Phenotype-Genotype Correlation of a Cohort of Patients with Congenital Myopathy: A Single Centre Experience from India

Abstract

Background: Congenital myopathies (CMs) are a diverse group of inherited muscle disorders with broad genotypic and phenotypic heterogeneity. While the literature on CM is available from European countries, comprehensive data from the Indian subcontinent is lacking.

Objectives: This study aims to describe the clinical and histopathological characteristics of a cohort of genetically confirmed CMs from India and attempts to do phenotype-genotype correlation.

Methods: A retrospective chart review of genetically confirmed CMs was evaluated between January 2016 and December 2020 at the neuromuscular clinic. The clinical, genetic, and follow-up data were recorded in a pre-structured proforma as per the medical records, and the data was analyzed.

Results: A total of 31(M: F = 14 : 17) unrelated patients were included. The median age at onset and duration of illness are 2.0(IQR:1-8) years and 6.0(IQR:3-10) years respectively. Clinical features observed were proximodistal weakness (54.8%), facial weakness (64.5%), and myopathic facies (54.8%), followed by ptosis (33.3%), and ophthalmoplegia (19.4%). Muscle histopathology was available in 38.7% of patients, and centronuclear myopathy was the most common histopathology finding. The pathogenic genetic variants were identified in RYR1 (29.0%), DNM2 (19.4%), SELENON (12.9%), KBTBD13 (9.7%), NEB (6.5%), and MYPN (6.5%) genes. Novel mutations were observed in 30.3% of the cohort. Follow-up details were available in 77.4% of children, and the median duration of follow-up and age at last follow-up was 4.5 (Range 0.5-11) years and 13 (Range 3-35) years, respectively. The majority were ambulant with minimal assistance at the last follow-up. Mortality was noted in 8.3% due to respiratory failure in Centronuclear myopathy 1 and congenital myopathy 3 with rigid spines (SELENON).
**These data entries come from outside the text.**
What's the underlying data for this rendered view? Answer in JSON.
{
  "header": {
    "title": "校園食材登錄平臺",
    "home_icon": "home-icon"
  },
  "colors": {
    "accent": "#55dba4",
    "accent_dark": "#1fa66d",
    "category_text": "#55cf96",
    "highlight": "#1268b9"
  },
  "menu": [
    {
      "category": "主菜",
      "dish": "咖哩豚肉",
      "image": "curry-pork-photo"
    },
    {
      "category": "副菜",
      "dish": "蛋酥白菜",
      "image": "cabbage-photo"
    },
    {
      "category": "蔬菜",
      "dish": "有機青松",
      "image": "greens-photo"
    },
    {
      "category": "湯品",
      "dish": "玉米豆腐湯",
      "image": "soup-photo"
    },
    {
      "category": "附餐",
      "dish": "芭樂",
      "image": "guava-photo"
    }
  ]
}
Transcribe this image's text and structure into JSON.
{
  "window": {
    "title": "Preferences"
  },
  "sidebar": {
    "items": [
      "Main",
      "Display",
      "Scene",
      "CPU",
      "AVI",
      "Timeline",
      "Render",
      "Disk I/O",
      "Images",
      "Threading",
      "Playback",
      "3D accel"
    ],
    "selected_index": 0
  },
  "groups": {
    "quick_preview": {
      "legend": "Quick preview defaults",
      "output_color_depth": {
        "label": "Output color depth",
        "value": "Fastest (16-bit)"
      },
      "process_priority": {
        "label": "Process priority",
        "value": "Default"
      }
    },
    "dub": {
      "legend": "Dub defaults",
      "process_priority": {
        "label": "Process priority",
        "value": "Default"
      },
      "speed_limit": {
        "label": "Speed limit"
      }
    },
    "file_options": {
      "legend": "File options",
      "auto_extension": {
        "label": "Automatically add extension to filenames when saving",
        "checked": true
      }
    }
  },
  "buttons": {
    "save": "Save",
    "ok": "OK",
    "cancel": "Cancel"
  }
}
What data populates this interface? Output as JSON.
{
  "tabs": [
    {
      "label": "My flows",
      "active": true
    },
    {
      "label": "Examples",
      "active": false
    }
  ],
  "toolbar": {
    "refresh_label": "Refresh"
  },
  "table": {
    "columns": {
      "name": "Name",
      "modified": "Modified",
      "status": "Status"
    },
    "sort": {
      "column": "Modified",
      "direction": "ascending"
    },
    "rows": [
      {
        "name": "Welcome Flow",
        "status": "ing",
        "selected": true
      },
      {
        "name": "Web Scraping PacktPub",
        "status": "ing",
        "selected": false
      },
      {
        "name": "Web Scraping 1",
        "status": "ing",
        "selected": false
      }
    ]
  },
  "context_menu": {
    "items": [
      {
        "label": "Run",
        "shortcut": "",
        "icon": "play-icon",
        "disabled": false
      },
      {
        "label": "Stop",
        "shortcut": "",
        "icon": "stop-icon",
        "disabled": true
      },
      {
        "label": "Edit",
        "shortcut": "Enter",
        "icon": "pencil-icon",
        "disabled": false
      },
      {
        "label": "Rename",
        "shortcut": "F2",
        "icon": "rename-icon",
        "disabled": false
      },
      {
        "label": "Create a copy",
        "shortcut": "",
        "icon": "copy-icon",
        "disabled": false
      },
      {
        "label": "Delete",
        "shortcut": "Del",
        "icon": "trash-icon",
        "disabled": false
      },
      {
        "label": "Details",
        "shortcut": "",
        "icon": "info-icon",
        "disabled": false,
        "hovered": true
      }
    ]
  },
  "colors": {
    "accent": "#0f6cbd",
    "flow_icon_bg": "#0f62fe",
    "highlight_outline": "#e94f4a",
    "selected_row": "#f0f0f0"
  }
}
Conclusion: This study highlights the various phenotypes and patterns of genetic mutations in a cohort of pediatric patients with congenital myopathy from India. Centronuclear myopathy was the most common histological classification and the mutations in RYR1 followed by DNM2 gene were the common pathogenic variants identified. The majority were independent in their activities of daily living during the last follow-up, highlighting the fact that the disease has slow progression irrespective of the genotype.

Keywords: Congenital myopathy; DMN2 gene; KBTBD13 gene; RYR1 gene; SELENON gene; creatine phosphokinase; histopathology; phenotype-genotype.

Fig. 1

Representative photographs of children with congenital myopathy showing features of – A. dental mal-occlusion and bilateral ptosis (P-14), B: myopathic facies as elongated face and sunken cheeks (P-18), C. rigid spine (P-19), D. skeletal deformity- scoliosis (P-8), E bilateral ptosis (P-28), F. bifacial weakness(P-18), G. wasting of extensor digitorum brevis in both legs (P-19), H. features suggesting proximal lower limb weakness on trying to get up from floor (P-20). (Consent obtained)

Fig. 2

Microphotograph showing transverse section of P-2, centronuclear myopathy with many muscle fibres (>30%) possessing central nuclei (H & E x100) [A, B] and radial staining pattern (NADH × 200) [C]. Microphotograph showing transverse section in P-25, of Nemaline myopathy with many muscle fibres displaying Nemaline rods of variable density, configuration and distribution (MGT × 200) [D]displaying Nemaline rods (black arrow) of variable density, configuration and distribution (MGT × 400) [E]. Microphotograph showing transverse section of P-27, central core myopathy with many muscle fibres displaying central areas (Cores) of absence of oxidative activity (SDH × 200) [F] and (NADH × 200) [G]. Note the type I fibre predominance. Microphotograph showing transverse section in P-15 of centronuclear myopathy with many muscle fibres (>30%) possessing central nuclei. Also observed is the adipocytic infiltration and fibrosis (H & E ×100) [H]. Microphotograph showing transverse section in P-17 of centronuclear myopathy with many muscle fibres (>30%) possessing central nuclei (H & E × 200) [I].

Fig. 3

Schematic representation of the variations identified in our study in RYR1 gene (Panel A), DNM2 gene (Panel B) and SELENON gene (Panel C) with corresponding exons. The exons are represented as boxes with respective exonic numbers with non-coding regions shaded in black and grey at the ends. The novel variants are shaded in orange color. The filled dots represent homozygous variations, unfilled dots represent heterozygous variations, semi filled dot represent compound heterozygous variations and each dot represents number of variations.